The language is sanctimonious and sickening, and it's infectious. . . . I say now political correctness has become a disease. There's a kind of minute-by-minute self-censorship that destroys human spontaneity. There's a new fundamentalism sweeping Canada and the United States, and it's called political correctness.
Q: You've spent a lot of your life struggling against long odds. I'm borrowing this from an earlier interview you did at Berkeley, but I love this quotation. It's from [the memoir of your childhood] Aké. Your grandfather is advising you on how to deal with bullies: "Wherever you find yourself, don't run away from a fight. Your adversary will probably be bigger, he will trounce you the first time. Next time you meet him, challenge him again. He will beat you all over again. The third time I promise you this, you will either defeat him or he will run away. Are you listening to what I'm telling you?" Has that proven to be true?
A: Well, I haven't attempted to follow it literally!

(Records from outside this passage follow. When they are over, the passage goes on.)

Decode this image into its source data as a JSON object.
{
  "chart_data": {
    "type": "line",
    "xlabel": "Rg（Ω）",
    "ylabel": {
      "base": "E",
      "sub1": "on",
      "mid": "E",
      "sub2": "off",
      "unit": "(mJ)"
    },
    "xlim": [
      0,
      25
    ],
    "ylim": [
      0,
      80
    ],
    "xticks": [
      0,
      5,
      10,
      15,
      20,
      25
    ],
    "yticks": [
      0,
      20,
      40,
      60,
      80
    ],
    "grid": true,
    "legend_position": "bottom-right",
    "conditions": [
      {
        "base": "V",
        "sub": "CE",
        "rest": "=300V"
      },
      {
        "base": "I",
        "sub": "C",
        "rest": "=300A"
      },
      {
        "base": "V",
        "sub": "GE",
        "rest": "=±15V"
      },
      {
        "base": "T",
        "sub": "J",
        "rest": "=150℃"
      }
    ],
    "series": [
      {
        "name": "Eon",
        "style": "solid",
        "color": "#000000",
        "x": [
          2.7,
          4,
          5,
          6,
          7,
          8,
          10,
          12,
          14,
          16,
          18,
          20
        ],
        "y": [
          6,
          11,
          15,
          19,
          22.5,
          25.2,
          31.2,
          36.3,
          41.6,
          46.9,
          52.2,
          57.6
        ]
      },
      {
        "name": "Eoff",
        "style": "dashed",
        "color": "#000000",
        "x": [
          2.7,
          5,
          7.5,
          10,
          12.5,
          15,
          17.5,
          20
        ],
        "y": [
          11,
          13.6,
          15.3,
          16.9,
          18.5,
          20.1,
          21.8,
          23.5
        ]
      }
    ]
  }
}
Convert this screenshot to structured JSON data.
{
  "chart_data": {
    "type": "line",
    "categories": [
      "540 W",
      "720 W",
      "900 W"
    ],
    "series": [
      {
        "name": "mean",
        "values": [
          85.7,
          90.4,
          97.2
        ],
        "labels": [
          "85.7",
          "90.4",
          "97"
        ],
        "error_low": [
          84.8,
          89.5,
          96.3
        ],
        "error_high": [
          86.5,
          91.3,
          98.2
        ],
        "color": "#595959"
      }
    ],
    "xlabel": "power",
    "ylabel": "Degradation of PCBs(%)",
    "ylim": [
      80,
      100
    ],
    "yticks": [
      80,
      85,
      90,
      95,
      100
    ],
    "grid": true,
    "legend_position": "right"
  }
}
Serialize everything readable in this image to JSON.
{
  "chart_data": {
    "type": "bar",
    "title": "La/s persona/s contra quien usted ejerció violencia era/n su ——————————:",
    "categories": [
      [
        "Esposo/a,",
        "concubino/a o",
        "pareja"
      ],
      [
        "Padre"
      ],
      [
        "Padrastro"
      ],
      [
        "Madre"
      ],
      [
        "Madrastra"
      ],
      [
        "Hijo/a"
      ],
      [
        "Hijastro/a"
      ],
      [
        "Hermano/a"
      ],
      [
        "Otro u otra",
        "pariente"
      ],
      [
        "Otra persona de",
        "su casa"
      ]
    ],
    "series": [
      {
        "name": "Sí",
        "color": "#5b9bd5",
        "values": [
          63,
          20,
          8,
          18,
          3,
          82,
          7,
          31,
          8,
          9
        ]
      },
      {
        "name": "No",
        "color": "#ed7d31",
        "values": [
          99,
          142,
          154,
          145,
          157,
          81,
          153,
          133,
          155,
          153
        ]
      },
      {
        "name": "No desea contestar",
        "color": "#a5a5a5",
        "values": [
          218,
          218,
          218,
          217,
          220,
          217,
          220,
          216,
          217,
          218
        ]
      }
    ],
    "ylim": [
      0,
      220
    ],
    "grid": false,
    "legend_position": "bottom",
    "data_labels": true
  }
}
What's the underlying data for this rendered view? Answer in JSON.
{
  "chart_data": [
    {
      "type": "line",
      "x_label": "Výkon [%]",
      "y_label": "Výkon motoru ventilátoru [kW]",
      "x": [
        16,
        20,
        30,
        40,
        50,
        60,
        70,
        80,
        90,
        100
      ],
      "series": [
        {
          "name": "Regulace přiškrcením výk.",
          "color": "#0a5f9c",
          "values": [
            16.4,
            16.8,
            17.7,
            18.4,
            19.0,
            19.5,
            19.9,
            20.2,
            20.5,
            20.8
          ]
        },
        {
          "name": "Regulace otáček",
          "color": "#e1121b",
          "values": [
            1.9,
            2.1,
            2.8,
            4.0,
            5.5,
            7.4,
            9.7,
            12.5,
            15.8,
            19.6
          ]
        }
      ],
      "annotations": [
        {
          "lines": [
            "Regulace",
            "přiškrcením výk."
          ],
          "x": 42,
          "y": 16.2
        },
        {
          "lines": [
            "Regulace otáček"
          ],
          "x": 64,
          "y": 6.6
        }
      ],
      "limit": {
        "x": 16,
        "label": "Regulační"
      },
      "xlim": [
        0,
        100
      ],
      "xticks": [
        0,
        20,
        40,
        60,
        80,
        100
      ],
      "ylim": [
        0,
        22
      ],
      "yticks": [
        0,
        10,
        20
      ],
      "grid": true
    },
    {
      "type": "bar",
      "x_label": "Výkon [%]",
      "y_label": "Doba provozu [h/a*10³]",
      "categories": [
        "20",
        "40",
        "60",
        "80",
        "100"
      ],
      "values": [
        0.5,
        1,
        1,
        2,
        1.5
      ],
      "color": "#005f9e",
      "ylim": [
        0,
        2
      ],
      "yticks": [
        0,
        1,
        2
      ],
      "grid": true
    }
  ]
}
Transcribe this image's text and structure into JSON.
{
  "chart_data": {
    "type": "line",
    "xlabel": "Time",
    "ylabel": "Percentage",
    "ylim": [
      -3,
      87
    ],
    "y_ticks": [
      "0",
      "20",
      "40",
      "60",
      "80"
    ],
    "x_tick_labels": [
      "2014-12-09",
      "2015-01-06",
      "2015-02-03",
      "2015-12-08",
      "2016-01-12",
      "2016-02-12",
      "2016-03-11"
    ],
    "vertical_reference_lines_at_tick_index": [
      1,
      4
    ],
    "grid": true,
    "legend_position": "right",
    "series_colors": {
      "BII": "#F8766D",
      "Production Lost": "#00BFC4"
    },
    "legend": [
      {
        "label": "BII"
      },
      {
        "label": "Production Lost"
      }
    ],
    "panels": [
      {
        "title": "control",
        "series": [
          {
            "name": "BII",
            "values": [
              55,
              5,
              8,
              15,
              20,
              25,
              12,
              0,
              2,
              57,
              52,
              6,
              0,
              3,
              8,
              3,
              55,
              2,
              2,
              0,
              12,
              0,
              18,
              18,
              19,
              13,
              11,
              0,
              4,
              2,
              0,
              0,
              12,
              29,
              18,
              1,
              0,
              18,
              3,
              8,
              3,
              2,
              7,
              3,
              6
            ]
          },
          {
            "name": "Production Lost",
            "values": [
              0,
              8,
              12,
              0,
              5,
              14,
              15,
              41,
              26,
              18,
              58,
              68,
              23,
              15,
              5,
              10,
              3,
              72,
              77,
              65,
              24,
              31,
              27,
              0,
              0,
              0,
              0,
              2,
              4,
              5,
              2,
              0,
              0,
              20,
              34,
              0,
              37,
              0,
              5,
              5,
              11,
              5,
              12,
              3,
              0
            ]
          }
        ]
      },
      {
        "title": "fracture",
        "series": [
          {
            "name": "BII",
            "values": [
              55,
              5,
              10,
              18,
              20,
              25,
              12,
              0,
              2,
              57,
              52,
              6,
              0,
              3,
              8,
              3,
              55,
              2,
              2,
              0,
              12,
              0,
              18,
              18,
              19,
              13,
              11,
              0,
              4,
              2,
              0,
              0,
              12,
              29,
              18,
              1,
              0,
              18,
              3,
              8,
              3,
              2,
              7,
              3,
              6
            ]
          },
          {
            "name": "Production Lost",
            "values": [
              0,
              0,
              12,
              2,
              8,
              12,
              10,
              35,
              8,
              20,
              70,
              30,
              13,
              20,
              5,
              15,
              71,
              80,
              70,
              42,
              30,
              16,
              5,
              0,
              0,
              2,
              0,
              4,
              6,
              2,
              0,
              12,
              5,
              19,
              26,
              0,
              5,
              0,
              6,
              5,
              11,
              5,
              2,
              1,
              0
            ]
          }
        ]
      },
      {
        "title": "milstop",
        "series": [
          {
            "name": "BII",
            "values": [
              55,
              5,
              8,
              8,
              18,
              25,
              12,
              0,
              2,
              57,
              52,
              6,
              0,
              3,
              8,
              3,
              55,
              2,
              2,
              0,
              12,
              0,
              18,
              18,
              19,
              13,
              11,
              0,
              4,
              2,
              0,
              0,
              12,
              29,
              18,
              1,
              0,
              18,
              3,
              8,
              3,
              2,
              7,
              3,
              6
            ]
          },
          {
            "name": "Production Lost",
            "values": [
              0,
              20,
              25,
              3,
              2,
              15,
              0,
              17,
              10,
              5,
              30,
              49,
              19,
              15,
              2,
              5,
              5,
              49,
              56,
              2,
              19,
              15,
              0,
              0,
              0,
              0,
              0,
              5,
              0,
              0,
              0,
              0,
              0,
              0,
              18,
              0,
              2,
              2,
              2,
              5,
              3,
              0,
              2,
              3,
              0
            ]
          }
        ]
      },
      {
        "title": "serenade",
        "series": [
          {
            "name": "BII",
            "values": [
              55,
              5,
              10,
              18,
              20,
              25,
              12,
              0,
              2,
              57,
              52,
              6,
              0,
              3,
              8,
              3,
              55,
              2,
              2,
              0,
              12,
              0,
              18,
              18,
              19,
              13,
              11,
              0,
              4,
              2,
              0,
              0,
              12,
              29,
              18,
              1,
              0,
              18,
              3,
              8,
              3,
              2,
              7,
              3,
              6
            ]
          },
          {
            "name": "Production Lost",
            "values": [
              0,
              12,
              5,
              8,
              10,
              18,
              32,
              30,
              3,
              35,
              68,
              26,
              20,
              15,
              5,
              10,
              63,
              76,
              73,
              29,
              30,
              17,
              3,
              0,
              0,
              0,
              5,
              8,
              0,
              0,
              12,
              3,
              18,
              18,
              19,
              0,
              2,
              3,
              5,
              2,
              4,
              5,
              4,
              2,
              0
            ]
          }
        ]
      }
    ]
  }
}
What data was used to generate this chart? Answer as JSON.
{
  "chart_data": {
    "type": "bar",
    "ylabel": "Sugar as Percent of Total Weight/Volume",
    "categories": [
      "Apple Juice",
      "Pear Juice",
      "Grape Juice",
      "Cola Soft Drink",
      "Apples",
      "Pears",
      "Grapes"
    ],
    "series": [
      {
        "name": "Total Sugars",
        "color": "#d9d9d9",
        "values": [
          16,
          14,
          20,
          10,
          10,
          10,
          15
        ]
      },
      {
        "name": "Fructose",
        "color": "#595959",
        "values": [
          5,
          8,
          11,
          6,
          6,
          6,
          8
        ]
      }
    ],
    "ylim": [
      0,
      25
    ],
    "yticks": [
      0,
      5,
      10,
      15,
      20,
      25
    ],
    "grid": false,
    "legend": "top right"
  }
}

Q: But the spirit of what he was telling you certainly seems to be the way you have lived your life.
A: Yes. Although I don't think I've counted how many times I've been trounced [laughing], or gone back, or what the ultimate result was. My conviction simply is that power must always be defeated, that the struggle must always continue to defeat power. I don't go looking for fights. People don't believe this, I'm really a very lazy person. I enjoy my peace and quiet. There's nothing I love better than just to sit quietly somewhere, you know, have a glass of wine, read a book, listen to music, that really is my ideal existence. I don't go looking for fights. I promise you.
Q: People don't believe you.
A: Nobody believes me! But it's true! (Laughing).
Q: So much of what you have done has had severe consequences for you. And I wonder where that strength of character, that courage, has come from. For example, when you stand up in public and say, "I think we should have peace talks," and you wind up in prison for more than two years. How does that happen?
A: That's a very difficult question. I usually answer, "It was something I ate as a child." I don't know. And in prison I had lots of time to ponder, "Why do I do things that get me into trouble?" I didn't find an answer. I also, to my surprise, didn't incur any internal suggestion that, when I get out of this one, I will stop. It has never occurred to me to stop.